I consumi in Italia rappresentano circa il 60% del Prodotto Interno Lordo.
Con una situazione nel primo semestre che ha visto il nostro PIL diminuire di circa l'11% rispetto al 2019 - il Centro Studi di Confcommercio stima un crollo di circa 116 miliardi di euro - è necessario intervenire sul reddito delle famiglie, primo volano per una ripresa del mercato, ribaltando però la visione emergenziale fin qui perseguita.
Se fino adesso infatti ci si è concentrati su misure assistenziali (Reddito di Cittadinanza e Cassa Integrazione) bisogna ora affrontare un discorso complessivo, che leghi il rilancio del mercato del lavoro (equazione semplicissima: più lavoro = più gettito e più consumi) al potenziamento di infrastrutture, mobilità, digitalizzazione ed energie rinnovabili. Tutto questo senza dimenticare l'intervento sulle tassazioni (vero cappio al collo per chi fa impresa o chi vuole investire in Italia) e rilancio dell'export.
Sarebbe utile pertanto il ricorso a politiche espansive, che possano rilanciare la domanda aggregata e la produzione; ottimale sarebbe l'erogazione di una serie di agevolazioni fiscali e di finanziamenti statali garantiti (e a tassi ultra competitivi) legati alla realizzazione di processi di riammodernamento delle nostre PMI.
Per adesso si è deciso di puntare su meccanismi di incentivazione al consumo, con modalità però non del tutto riuscite.
Incentivi insufficienti = venditori in difficoltà.

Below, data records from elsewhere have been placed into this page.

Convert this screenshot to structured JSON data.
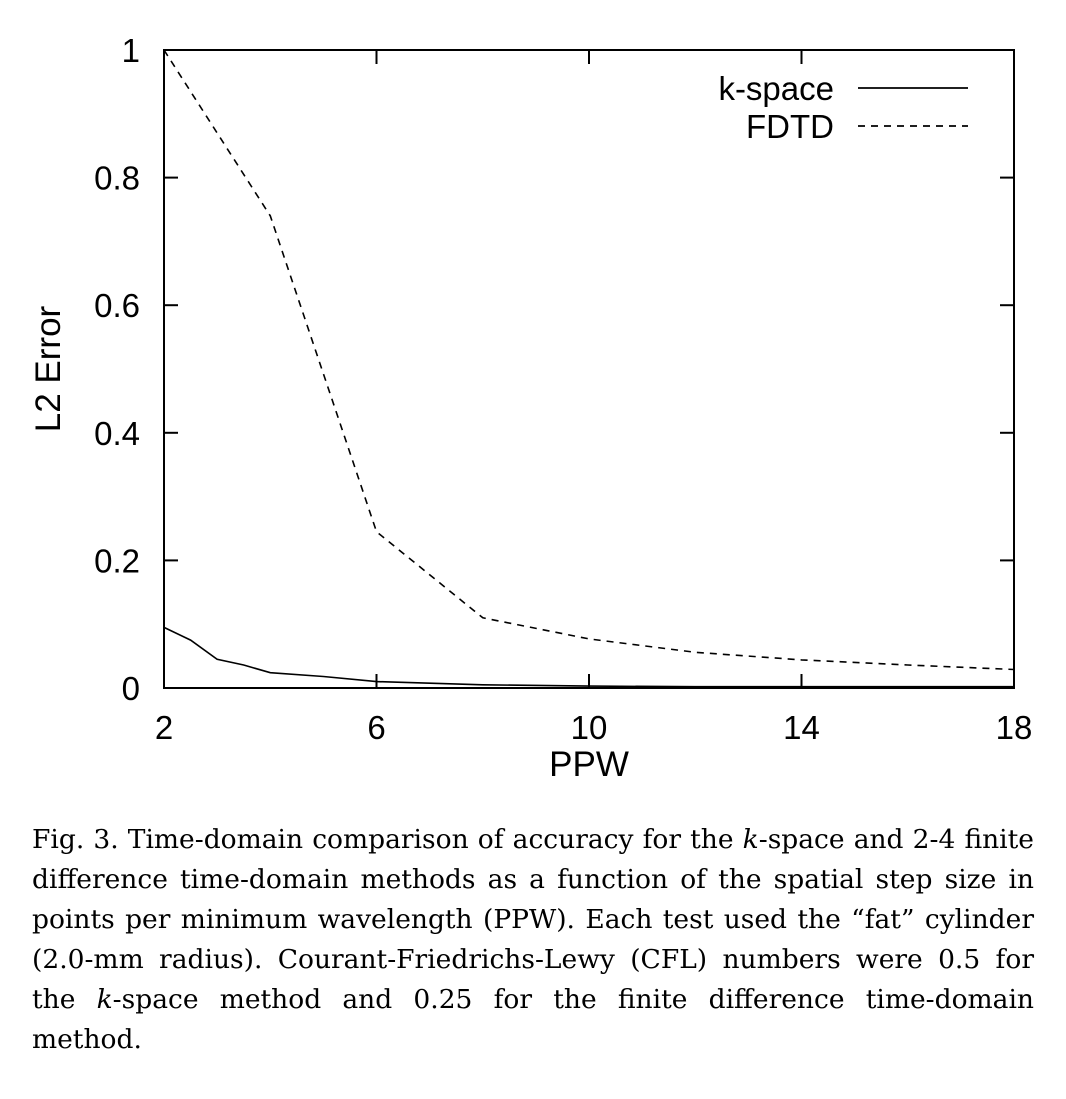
{
  "chart_data": {
    "type": "line",
    "title": "",
    "xlabel": "PPW",
    "ylabel": "L2 Error",
    "xlim": [
      2,
      18
    ],
    "ylim": [
      0,
      1
    ],
    "xticks": [
      2,
      6,
      10,
      14,
      18
    ],
    "yticks": [
      0,
      0.2,
      0.4,
      0.6,
      0.8,
      1
    ],
    "ytick_labels": [
      "0",
      "0.2",
      "0.4",
      "0.6",
      "0.8",
      "1"
    ],
    "legend_position": "top-right",
    "grid": false,
    "series": [
      {
        "name": "k-space",
        "style": "solid",
        "color": "#000000",
        "x": [
          2,
          2.5,
          3,
          3.5,
          4,
          5,
          6,
          8,
          10,
          12,
          14,
          16,
          18
        ],
        "y": [
          0.095,
          0.075,
          0.045,
          0.036,
          0.024,
          0.018,
          0.01,
          0.005,
          0.003,
          0.002,
          0.002,
          0.002,
          0.002
        ]
      },
      {
        "name": "FDTD",
        "style": "dashed",
        "color": "#000000",
        "x": [
          2,
          3,
          4,
          6,
          8,
          10,
          12,
          14,
          16,
          18
        ],
        "y": [
          1.0,
          0.87,
          0.74,
          0.245,
          0.11,
          0.077,
          0.056,
          0.044,
          0.036,
          0.029
        ]
      }
    ]
  },
  "caption": {
    "prefix": "Fig. 3. Time-domain comparison of accuracy for the ",
    "k1": "k",
    "mid1": "-space and 2-4 finite difference time-domain methods as a function of the spatial step size in points per minimum wavelength (PPW). Each test used the “fat” cylinder (2.0-mm radius). Courant-Friedrichs-Lewy (CFL) numbers were 0.5 for the ",
    "k2": "k",
    "mid2": "-space method and 0.25 for the finite difference time-domain method."
  }
}
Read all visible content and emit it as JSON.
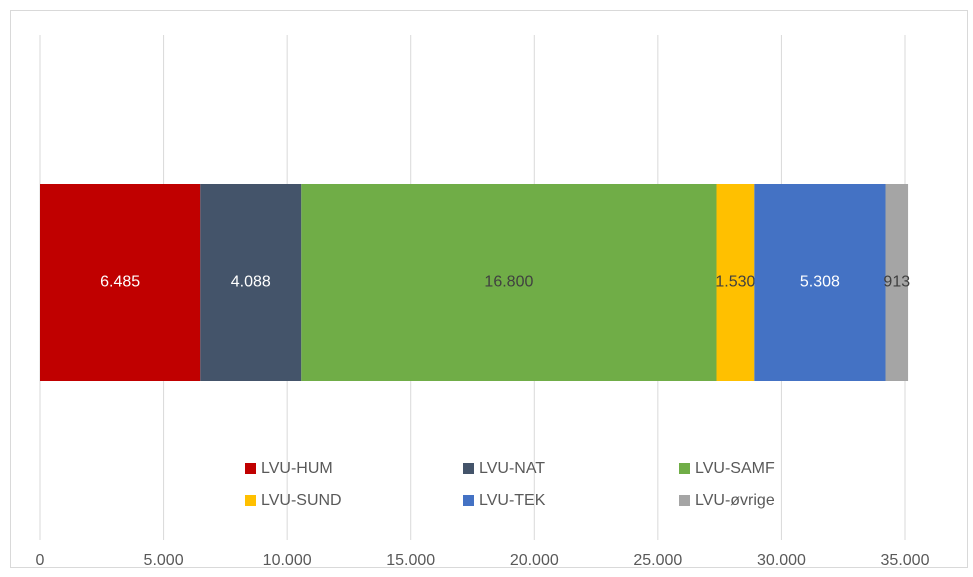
{
  "chart_data": {
    "type": "stacked-barh",
    "categories": [
      null
    ],
    "series": [
      {
        "name": "LVU-HUM",
        "color": "#c00000",
        "values": [
          6485
        ],
        "value_labels": [
          "6.485"
        ]
      },
      {
        "name": "LVU-NAT",
        "color": "#44546a",
        "values": [
          4088
        ],
        "value_labels": [
          "4.088"
        ]
      },
      {
        "name": "LVU-SAMF",
        "color": "#70ad47",
        "values": [
          16800
        ],
        "value_labels": [
          "16.800"
        ]
      },
      {
        "name": "LVU-SUND",
        "color": "#ffc000",
        "values": [
          1530
        ],
        "value_labels": [
          "1.530"
        ]
      },
      {
        "name": "LVU-TEK",
        "color": "#4472c4",
        "values": [
          5308
        ],
        "value_labels": [
          "5.308"
        ]
      },
      {
        "name": "LVU-øvrige",
        "color": "#a5a5a5",
        "values": [
          913
        ],
        "value_labels": [
          "913"
        ]
      }
    ],
    "xlim": [
      0,
      35000
    ],
    "xticks": [
      0,
      {
        "value": 5000,
        "label": "5.000"
      },
      {
        "value": 10000,
        "label": "10.000"
      },
      {
        "value": 15000,
        "label": "15.000"
      },
      {
        "value": 20000,
        "label": "20.000"
      },
      {
        "value": 25000,
        "label": "25.000"
      },
      {
        "value": 30000,
        "label": "30.000"
      },
      {
        "value": 35000,
        "label": "35.000"
      }
    ],
    "grid": true,
    "legend": "bottom"
  }
}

L' automotive è stato uno tra i comparti maggiormente esposti alla crisi dei consumi.
Con il Decreto Rilancio lo Stato ha cercato di metterci la proverbiale "pezza", allocando però risorse di entità modeste e modulando gli interventi in maniera sbilanciata sull'acquisto di auto green o ibride, ancora però troppo costose e legate ad un infrastruttura di ricarica capillarmente scarsa.
Il risultato? Secondo Federauto l'Ecobonus ha creato più danni che benefici, in quanto il Governo ha deciso di concentrare gli sforzi su una nicchia di mercato (le auto elettriche al momento rappresentano solo il 2% del mercato) perdendo di vista la necessità primaria, ovvero quella di andare a rinnovare uno tra i parchi auto circolanti più vecchio dell'intero continente.
Come prevedibile conseguenza, gli unici fondi che sono subito terminati sono stati quelli relativi all'acquisto di auto termiche (91-110 gr/km), nonostante il Decreto di agosto ne abbia aumentato la portata.
Il settore auto in Italia è a rischio - si parla di un indotto di più di 150.000 lavoratori - con venditori e concessionari che si sono trovati bloccate numerose vendite già formalmente chiuse per l'impossibilità di attingere a nuovi incentivi su questa fascia di emissioni.
Sulla carta va meglio al settore energetico, beneficiario dell'ambizioso Superbonus 110% ideato per efficientare gli edifici nelle prestazioni termiche e nei consumi energetici.
Purtroppo anche qui non è tutto oro quello che luccica.
La comunicazione intempestiva del Governo, che ha presentato il Decreto prima di pubblicarlo sulla Gazzetta Ufficiale, ha rallentato - se non proprio bloccato - le vendite previste negli ultimi mesi.
Inoltre i documenti necessari per poter usufruire della cessione del crediti, come visti di conformità catastali/urbanistiche, comunicazioni e/o asseverazioni, rappresentano un ostacolo burocratico per molti insuperabile per aver accesso alle agevolazioni fiscali.
Gli adempimenti per poter accedere al superbonus - tra interventi trainanti e trainati, aumento di classi energetiche e lavori di ristrutturazione o di rifacimento edile - sono numerosi e piuttosto impegnativi; inoltre si sta evidenziando la difficoltà di allineare il sistema bancario all'acquisto del credito, con il rischio di lasciare le imprese in una situazione di forte instabilità, in quanto dovranno anticipare di tasca propria le spese degli interventi di riqualificazione.
L'intero sistema dell'offerta è in pericolo, lo scenario peggiore è un ulteriore blocco di molti mesi del mercato.
Tocca coraggio e una visione complessiva proiettata sul lungo periodo, altrimenti come al solito sarà una rivoluzione fatta a metà.